Prime Minister Rishi Sunak’s first speech of 2023 saw a bold announcement – plans for all pupils in England to study maths up to the age of 18. This came as a surprise, not least to experts in the education sector who claimed they hadn’t been consulted on the proposal, but also to commentators who expected a greater emphasis on arguably more pressing matters such as the NHS. Indeed there appeared to be little appetite for curriculum reform in the broader political context.
Yet the Prime Minister qualified his plans, expressing that just half of all 16–19-year-olds currently study maths in an economy which is increasingly underpinned by data and quantitative analysis. The proposal quickly attracted criticism, most notably from the Association of School and College Leaders who, in a statement, described it as “another meaningless policy gimmick”. This wasn’t quite the endearment the Government would have hoped for.
However, there is merit to the idea, even if the exact proposal can be found in a 2011 report commissioned by David Cameron and Michael Gove. The UK economy is undeniably experiencing an accelerated shift towards tertiary and quaternary sector jobs, placing a particular focus on STEM skills.
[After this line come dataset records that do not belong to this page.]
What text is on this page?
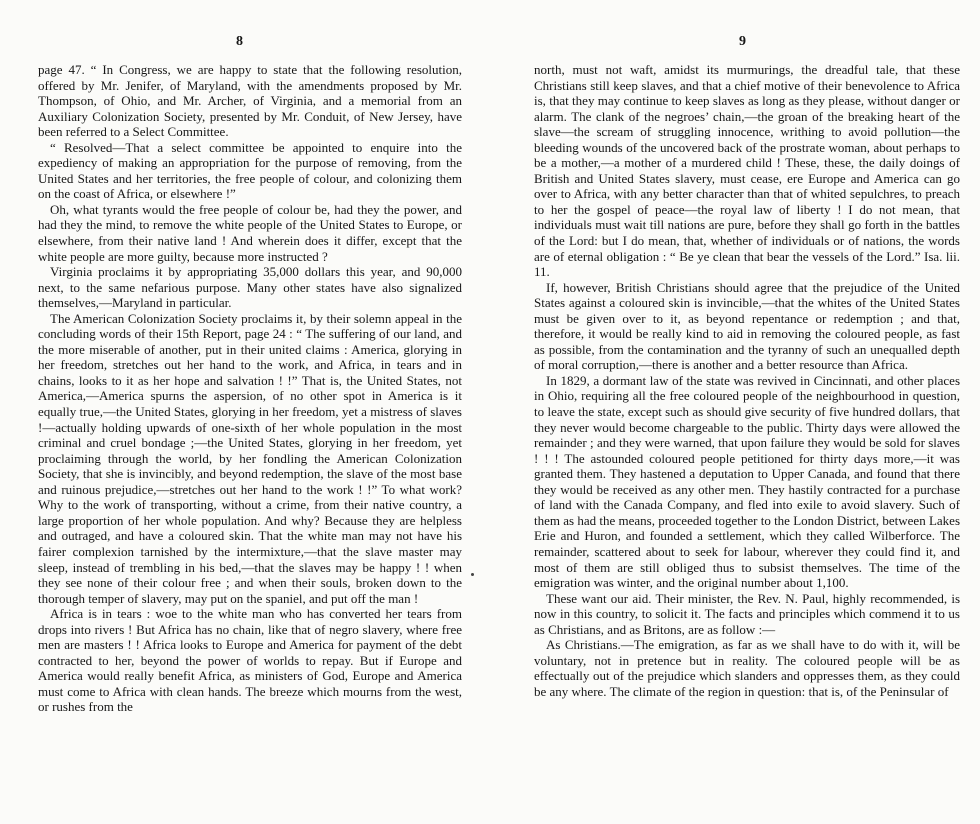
8

page 47. “ In Congress, we are happy to state that the following resolution, offered by Mr. Jenifer, of Maryland, with the amendments proposed by Mr. Thompson, of Ohio, and Mr. Archer, of Virginia, and a memorial from an Auxiliary Colonization Society, presented by Mr. Conduit, of New Jersey, have been referred to a Select Committee.

“ Resolved—That a select committee be appointed to enquire into the expediency of making an appropriation for the purpose of removing, from the United States and her territories, the free people of colour, and colonizing them on the coast of Africa, or elsewhere !”

Oh, what tyrants would the free people of colour be, had they the power, and had they the mind, to remove the white people of the United States to Europe, or elsewhere, from their native land ! And wherein does it differ, except that the white people are more guilty, because more instructed ?

Virginia proclaims it by appropriating 35,000 dollars this year, and 90,000 next, to the same nefarious purpose. Many other states have also signalized themselves,—Maryland in particular.

The American Colonization Society proclaims it, by their solemn appeal in the concluding words of their 15th Report, page 24 : “ The suffering of our land, and the more miserable of another, put in their united claims : America, glorying in her freedom, stretches out her hand to the work, and Africa, in tears and in chains, looks to it as her hope and salvation ! !” That is, the United States, not America,—America spurns the aspersion, of no other spot in America is it equally true,—the United States, glorying in her freedom, yet a mistress of slaves !—actually holding upwards of one-sixth of her whole population in the most criminal and cruel bondage ;—the United States, glorying in her freedom, yet proclaiming through the world, by her fondling the American Colonization Society, that she is invincibly, and beyond redemption, the slave of the most base and ruinous prejudice,—stretches out her hand to the work ! !” To what work? Why to the work of transporting, without a crime, from their native country, a large proportion of her whole population. And why? Because they are helpless and outraged, and have a coloured skin. That the white man may not have his fairer complexion tarnished by the intermixture,—that the slave master may sleep, instead of trembling in his bed,—that the slaves may be happy ! ! when they see none of their colour free ; and when their souls, broken down to the thorough temper of slavery, may put on the spaniel, and put off the man !

Africa is in tears : woe to the white man who has converted her tears from drops into rivers ! But Africa has no chain, like that of negro slavery, where free men are masters ! ! Africa looks to Europe and America for payment of the debt contracted to her, beyond the power of worlds to repay. But if Europe and America would really benefit Africa, as ministers of God, Europe and America must come to Africa with clean hands. The breeze which mourns from the west, or rushes from the

9

north, must not waft, amidst its murmurings, the dreadful tale, that these Christians still keep slaves, and that a chief motive of their benevolence to Africa is, that they may continue to keep slaves as long as they please, without danger or alarm. The clank of the negroes’ chain,—the groan of the breaking heart of the slave—the scream of struggling innocence, writhing to avoid pollution—the bleeding wounds of the uncovered back of the prostrate woman, about perhaps to be a mother,—a mother of a murdered child ! These, these, the daily doings of British and United States slavery, must cease, ere Europe and America can go over to Africa, with any better character than that of whited sepulchres, to preach to her the gospel of peace—the royal law of liberty ! I do not mean, that individuals must wait till nations are pure, before they shall go forth in the battles of the Lord: but I do mean, that, whether of individuals or of nations, the words are of eternal obligation : “ Be ye clean that bear the vessels of the Lord.” Isa. lii. 11.

If, however, British Christians should agree that the prejudice of the United States against a coloured skin is invincible,—that the whites of the United States must be given over to it, as beyond repentance or redemption ; and that, therefore, it would be really kind to aid in removing the coloured people, as fast as possible, from the contamination and the tyranny of such an unequalled depth of moral corruption,—there is another and a better resource than Africa.

In 1829, a dormant law of the state was revived in Cincinnati, and other places in Ohio, requiring all the free coloured people of the neighbourhood in question, to leave the state, except such as should give security of five hundred dollars, that they never would become chargeable to the public. Thirty days were allowed the remainder ; and they were warned, that upon failure they would be sold for slaves ! ! ! The astounded coloured people petitioned for thirty days more,—it was granted them. They hastened a deputation to Upper Canada, and found that there they would be received as any other men. They hastily contracted for a purchase of land with the Canada Company, and fled into exile to avoid slavery. Such of them as had the means, proceeded together to the London District, between Lakes Erie and Huron, and founded a settlement, which they called Wilberforce. The remainder, scattered about to seek for labour, wherever they could find it, and most of them are still obliged thus to subsist themselves. The time of the emigration was winter, and the original number about 1,100.

These want our aid. Their minister, the Rev. N. Paul, highly recommended, is now in this country, to solicit it. The facts and principles which commend it to us as Christians, and as Britons, are as follow :—

As Christians.—The emigration, as far as we shall have to do with it, will be voluntary, not in pretence but in reality. The coloured people will be as effectually out of the prejudice which slanders and oppresses them, as they could be any where. The climate of the region in question: that is, of the Peninsular of
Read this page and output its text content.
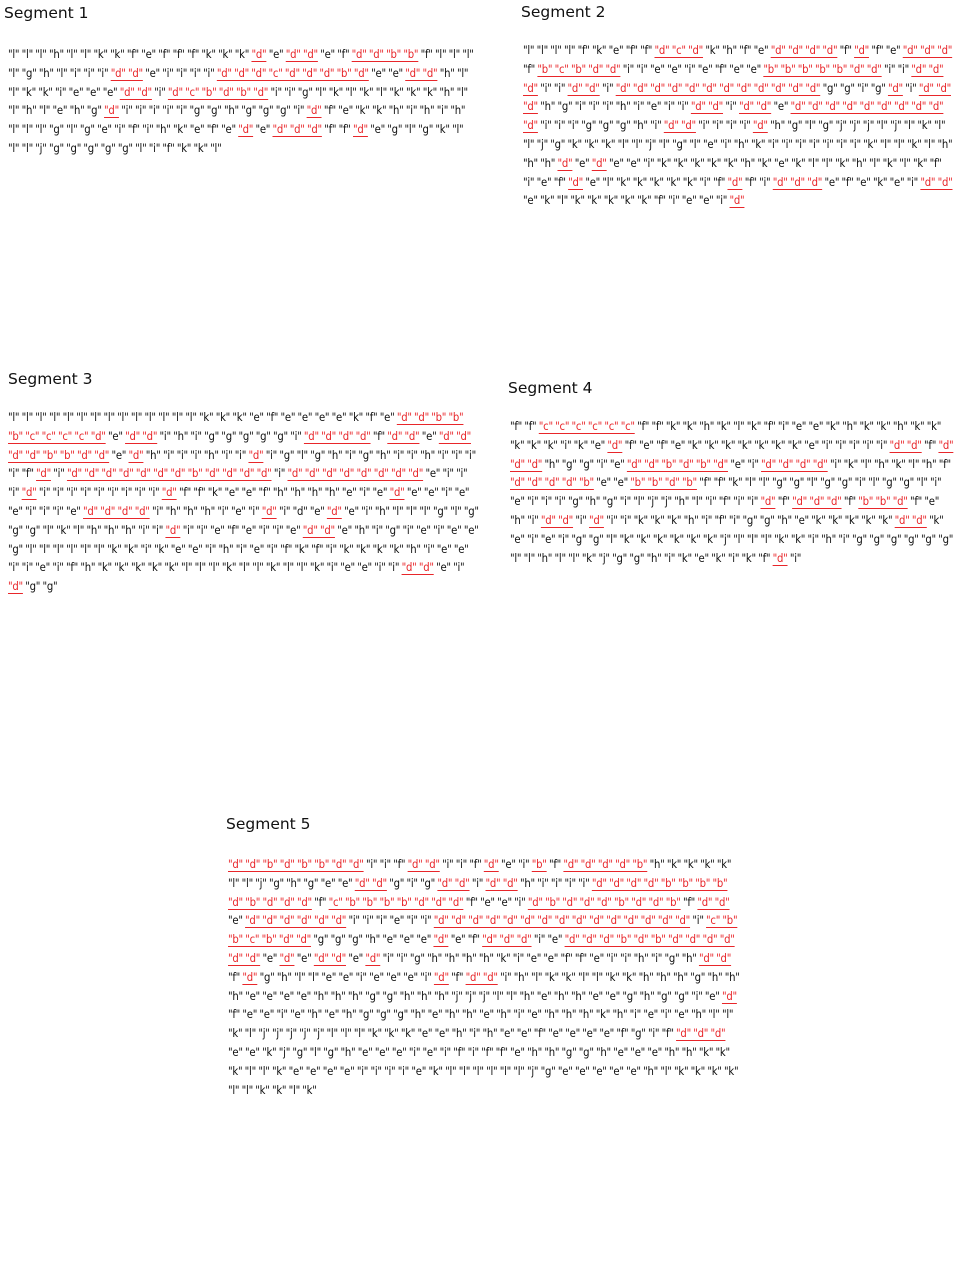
Segment 1

"l" "l" "l" "h" "l" "l" "k" "k" "f" "e" "f" "f" "f" "k" "k" "k" "d" "e" "d" "d" "e" "f" "d" "d" "b" "b" "f" "l" "l" "l" "l" "g" "h" "l" "i" "i" "i" "d" "d" "e" "i" "i" "i" "i" "d" "d" "d" "c" "d" "d" "d" "b" "d" "e" "e" "d" "d" "h" "l" "l" "k" "k" "i" "e" "e" "e" "d" "d" "i" "d" "c" "b" "d" "b" "d" "i" "i" "g" "l" "k" "l" "k" "l" "k" "k" "k" "h" "l" "l" "h" "l" "e" "h" "g" "d" "i" "i" "i" "i" "i" "g" "g" "h" "g" "g" "g" "i" "d" "f" "e" "k" "k" "h" "i" "h" "i" "h" "l" "l" "l" "g" "l" "g" "e" "i" "f" "i" "h" "k" "e" "f" "e" "d" "e" "d" "d" "d" "f" "f" "d" "e" "g" "l" "g" "k" "l" "l" "l" "j" "g" "g" "g" "g" "g" "l" "i" "f" "k" "k" "l"

Segment 2

"l" "l" "l" "l" "f" "k" "e" "f" "f" "d" "c" "d" "k" "h" "f" "e" "d" "d" "d" "d" "f" "d" "f" "e" "d" "d" "d" "f" "b" "c" "b" "d" "d" "i" "i" "e" "e" "i" "e" "f" "e" "e" "b" "b" "b" "b" "b" "d" "d" "i" "i" "d" "d" "d" "i" "i" "d" "d" "i" "d" "d" "d" "d" "d" "d" "d" "d" "d" "d" "d" "d" "g" "g" "i" "g" "d" "i" "d" "d" "d" "h" "g" "i" "i" "i" "h" "i" "e" "i" "i" "d" "d" "i" "d" "d" "e" "d" "d" "d" "d" "d" "d" "d" "d" "d" "d" "i" "i" "i" "g" "g" "g" "h" "i" "d" "d" "i" "i" "i" "i" "d" "h" "g" "l" "g" "j" "j" "j" "l" "j" "l" "k" "l" "l" "j" "g" "k" "k" "k" "l" "l" "j" "l" "g" "l" "e" "i" "h" "k" "i" "i" "i" "i" "i" "i" "i" "k" "l" "l" "k" "l" "h" "h" "h" "d" "e" "d" "e" "e" "i" "k" "k" "k" "k" "k" "h" "k" "e" "k" "l" "l" "k" "h" "l" "k" "l" "k" "f" "i" "e" "f" "d" "e" "l" "k" "k" "k" "k" "k" "i" "f" "d" "f" "i" "d" "d" "d" "e" "f" "e" "k" "e" "i" "d" "d" "e" "k" "l" "k" "k" "k" "k" "k" "f" "i" "e" "e" "i" "d"

Segment 3

"l" "l" "l" "l" "l" "l" "l" "l" "l" "l" "l" "l" "l" "l" "k" "k" "k" "e" "f" "e" "e" "e" "e" "k" "f" "e" "d" "d" "b" "b" "b" "c" "c" "c" "c" "d" "e" "d" "d" "i" "h" "i" "g" "g" "g" "g" "g" "i" "d" "d" "d" "d" "f" "d" "d" "e" "d" "d" "d" "d" "b" "b" "d" "d" "e" "d" "h" "i" "i" "i" "h" "i" "i" "d" "i" "g" "l" "g" "h" "i" "g" "h" "i" "i" "h" "i" "i" "i" "i" "f" "d" "i" "d" "d" "d" "d" "d" "d" "d" "b" "d" "d" "d" "d" "i" "d" "d" "d" "d" "d" "d" "d" "d" "e" "i" "i" "i" "d" "i" "i" "i" "i" "i" "i" "i" "i" "i" "d" "f" "f" "k" "e" "e" "f" "h" "h" "h" "h" "e" "i" "e" "d" "e" "e" "i" "e" "e" "i" "i" "i" "e" "d" "d" "d" "d" "i" "h" "h" "h" "i" "e" "i" "d" "i" "d" "e" "d" "e" "i" "h" "l" "l" "l" "g" "l" "g" "g" "g" "l" "k" "l" "h" "h" "h" "i" "i" "d" "i" "i" "e" "f" "e" "i" "i" "e" "d" "d" "e" "h" "i" "g" "i" "e" "i" "e" "e" "g" "l" "l" "l" "l" "l" "l" "k" "k" "i" "k" "e" "e" "i" "h" "i" "e" "i" "f" "k" "f" "i" "k" "k" "k" "k" "h" "i" "e" "e" "i" "i" "e" "i" "f" "h" "k" "k" "k" "k" "k" "l" "l" "l" "k" "l" "l" "k" "l" "l" "k" "i" "e" "e" "i" "i" "d" "d" "e" "i" "d" "g" "g"

Segment 4

"f" "f" "c" "c" "c" "c" "c" "c" "f" "f" "k" "k" "h" "k" "l" "k" "f" "i" "e" "e" "k" "h" "k" "k" "h" "k" "k" "k" "k" "k" "i" "k" "e" "d" "f" "e" "f" "e" "k" "k" "k" "k" "k" "k" "k" "e" "i" "i" "i" "i" "i" "d" "d" "f" "d" "d" "d" "h" "g" "g" "i" "e" "d" "d" "b" "d" "b" "d" "e" "i" "d" "d" "d" "d" "i" "k" "l" "h" "k" "l" "h" "f" "d" "d" "d" "d" "b" "e" "e" "b" "b" "d" "b" "f" "f" "k" "l" "l" "g" "g" "l" "g" "g" "i" "l" "g" "g" "l" "i" "e" "i" "i" "i" "g" "h" "g" "i" "l" "j" "j" "h" "l" "i" "f" "i" "i" "d" "f" "d" "d" "d" "f" "b" "b" "d" "f" "e" "h" "i" "d" "d" "i" "d" "i" "i" "k" "k" "k" "h" "i" "f" "i" "g" "g" "h" "e" "k" "k" "k" "k" "k" "d" "d" "k" "e" "i" "e" "i" "g" "g" "l" "k" "k" "k" "k" "k" "k" "j" "l" "l" "l" "k" "k" "i" "h" "i" "g" "g" "g" "g" "g" "g" "l" "l" "h" "l" "l" "k" "j" "g" "g" "h" "i" "k" "e" "k" "i" "k" "f" "d" "i"

Segment 5

"d" "d" "b" "d" "b" "b" "d" "d" "i" "i" "f" "d" "d" "i" "i" "f" "d" "e" "i" "b" "f" "d" "d" "d" "d" "b" "h" "k" "k" "k" "k" "l" "l" "j" "g" "h" "g" "e" "e" "d" "d" "g" "i" "g" "d" "d" "i" "d" "d" "h" "i" "i" "i" "i" "d" "d" "d" "d" "b" "b" "b" "b" "d" "b" "d" "d" "d" "f" "c" "b" "b" "b" "b" "d" "d" "d" "f" "e" "e" "i" "d" "b" "d" "d" "d" "b" "d" "d" "b" "f" "d" "d" "e" "d" "d" "d" "d" "d" "d" "i" "i" "i" "e" "i" "i" "d" "d" "d" "d" "d" "d" "d" "d" "d" "d" "d" "d" "d" "d" "d" "i" "c" "b" "b" "c" "b" "d" "d" "g" "g" "g" "h" "e" "e" "e" "d" "e" "f" "d" "d" "d" "i" "e" "d" "d" "d" "b" "d" "b" "d" "d" "d" "d" "d" "d" "e" "d" "e" "d" "d" "e" "d" "i" "i" "g" "h" "h" "h" "h" "k" "i" "e" "e" "f" "f" "e" "i" "i" "h" "i" "g" "h" "d" "d" "f" "d" "g" "h" "l" "l" "e" "e" "i" "e" "e" "e" "i" "d" "f" "d" "d" "i" "h" "l" "k" "k" "l" "l" "k" "k" "h" "h" "h" "g" "h" "h" "h" "e" "e" "e" "e" "h" "h" "h" "g" "g" "h" "h" "h" "j" "j" "j" "l" "l" "h" "e" "h" "h" "e" "e" "g" "h" "g" "g" "i" "e" "d" "f" "e" "e" "i" "e" "h" "e" "h" "g" "g" "g" "h" "e" "h" "h" "e" "h" "i" "e" "h" "h" "h" "k" "h" "i" "e" "i" "e" "h" "l" "l" "k" "l" "j" "j" "j" "j" "j" "l" "l" "l" "k" "k" "k" "e" "e" "h" "i" "h" "e" "e" "f" "e" "e" "e" "e" "f" "g" "i" "f" "d" "d" "d" "e" "e" "k" "j" "g" "l" "g" "h" "e" "e" "e" "i" "e" "i" "f" "i" "f" "f" "e" "h" "h" "g" "g" "h" "e" "e" "e" "h" "h" "k" "k" "k" "l" "l" "k" "e" "e" "e" "e" "i" "i" "i" "i" "e" "k" "l" "l" "l" "l" "l" "l" "j" "g" "e" "e" "e" "e" "e" "h" "l" "k" "k" "k" "k" "l" "l" "k" "k" "l" "k"
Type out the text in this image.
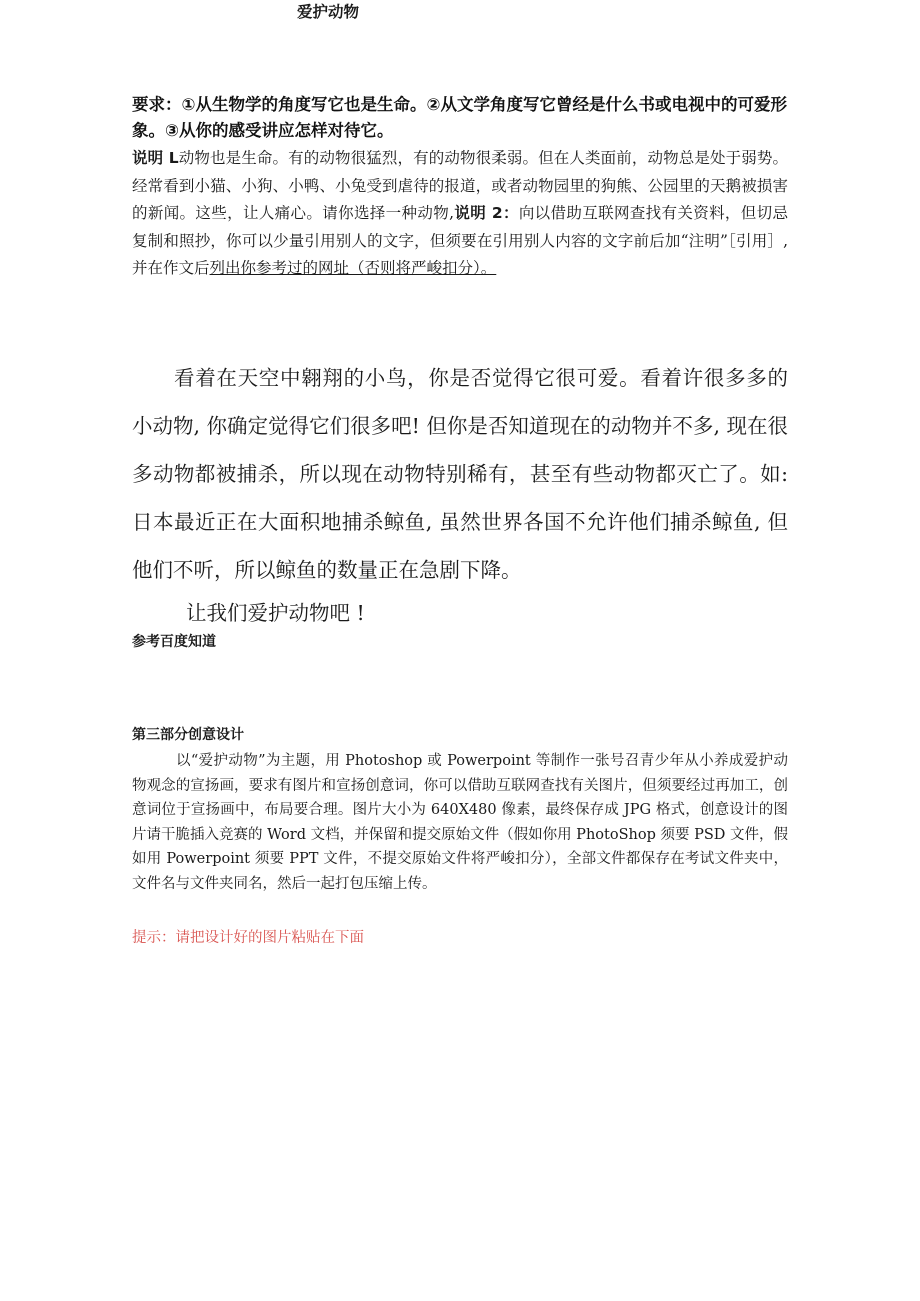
要求：①从生物学的角度写它也是生命。②从文学角度写它曾经是什么书或电视中的可爱形象。③从你的感受讲应怎样对待它。

说明 L动物也是生命。有的动物很猛烈，有的动物很柔弱。但在人类面前，动物总是处于弱势。经常看到小猫、小狗、小鸭、小兔受到虐待的报道，或者动物园里的狗熊、公园里的天鹅被损害的新闻。这些，让人痛心。请你选择一种动物,说明 2：向以借助互联网查找有关资料，但切忌复制和照抄，你可以少量引用别人的文字，但须要在引用别人内容的文字前后加“注明”［引用］, 并在作文后列出你参考过的网址（否则将严峻扣分）。

爱护动物

看着在天空中翱翔的小鸟，你是否觉得它很可爱。看着许很多多的小动物, 你确定觉得它们很多吧! 但你是否知道现在的动物并不多, 现在很多动物都被捕杀，所以现在动物特别稀有，甚至有些动物都灭亡了。如: 日本最近正在大面积地捕杀鲸鱼, 虽然世界各国不允许他们捕杀鲸鱼, 但他们不听，所以鲸鱼的数量正在急剧下降。

让我们爱护动物吧 !
参考百度知道
第三部分创意设计

以“爱护动物”为主题，用 Photoshop 或 Powerpoint 等制作一张号召青少年从小养成爱护动物观念的宣扬画，要求有图片和宣扬创意词，你可以借助互联网查找有关图片，但须要经过再加工，创意词位于宣扬画中，布局要合理。图片大小为 640X480 像素，最终保存成 JPG 格式，创意设计的图片请干脆插入竞赛的 Word 文档，并保留和提交原始文件（假如你用 PhotoShop 须要 PSD 文件，假如用 Powerpoint 须要 PPT 文件，不提交原始文件将严峻扣分），全部文件都保存在考试文件夹中，文件名与文件夹同名，然后一起打包压缩上传。

提示：请把设计好的图片粘贴在下面
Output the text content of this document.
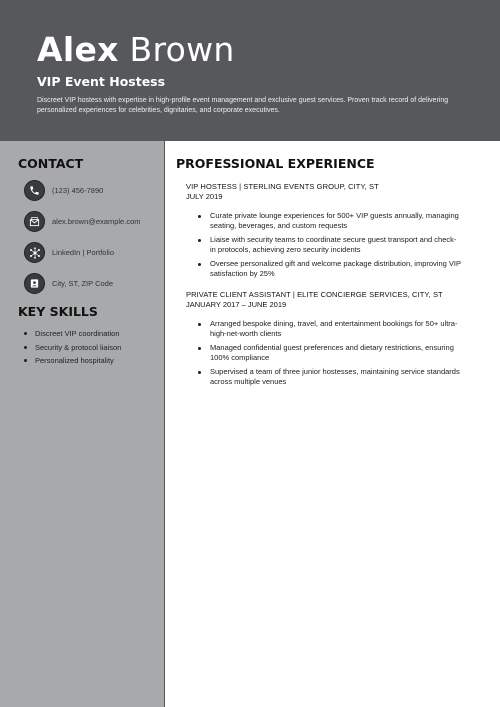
Alex Brown
VIP Event Hostess
Discreet VIP hostess with expertise in high-profile event management and exclusive guest services. Proven track record of delivering personalized experiences for celebrities, dignitaries, and corporate executives.
CONTACT
(123) 456-7890
alex.brown@example.com
LinkedIn | Portfolio
City, ST, ZIP Code
KEY SKILLS
Discreet VIP coordination
Security & protocol liaison
Personalized hospitality
PROFESSIONAL EXPERIENCE
VIP HOSTESS | STERLING EVENTS GROUP, CITY, ST
JULY 2019
Curate private lounge experiences for 500+ VIP guests annually, managing seating, beverages, and custom requests
Liaise with security teams to coordinate secure guest transport and check-in protocols, achieving zero security incidents
Oversee personalized gift and welcome package distribution, improving VIP satisfaction by 25%
PRIVATE CLIENT ASSISTANT | ELITE CONCIERGE SERVICES, CITY, ST
JANUARY 2017 – JUNE 2019
Arranged bespoke dining, travel, and entertainment bookings for 50+ ultra-high-net-worth clients
Managed confidential guest preferences and dietary restrictions, ensuring 100% compliance
Supervised a team of three junior hostesses, maintaining service standards across multiple venues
At present, 20 percent of the UK workforce is employed in science roles, while in cities such as Cambridge the number is closer to 45 percent. STEM jobs have previously been predicted to grow at double the rate of other occupations, so the Prime Minister’s plans seem perfectly valid.
Even if the pledge does not obligate 17- and 18-year-olds to study maths as a formal A-Level qualification, improving the skillset and adaptability of future generations can only be positive in the face of a changing labour market and global competition.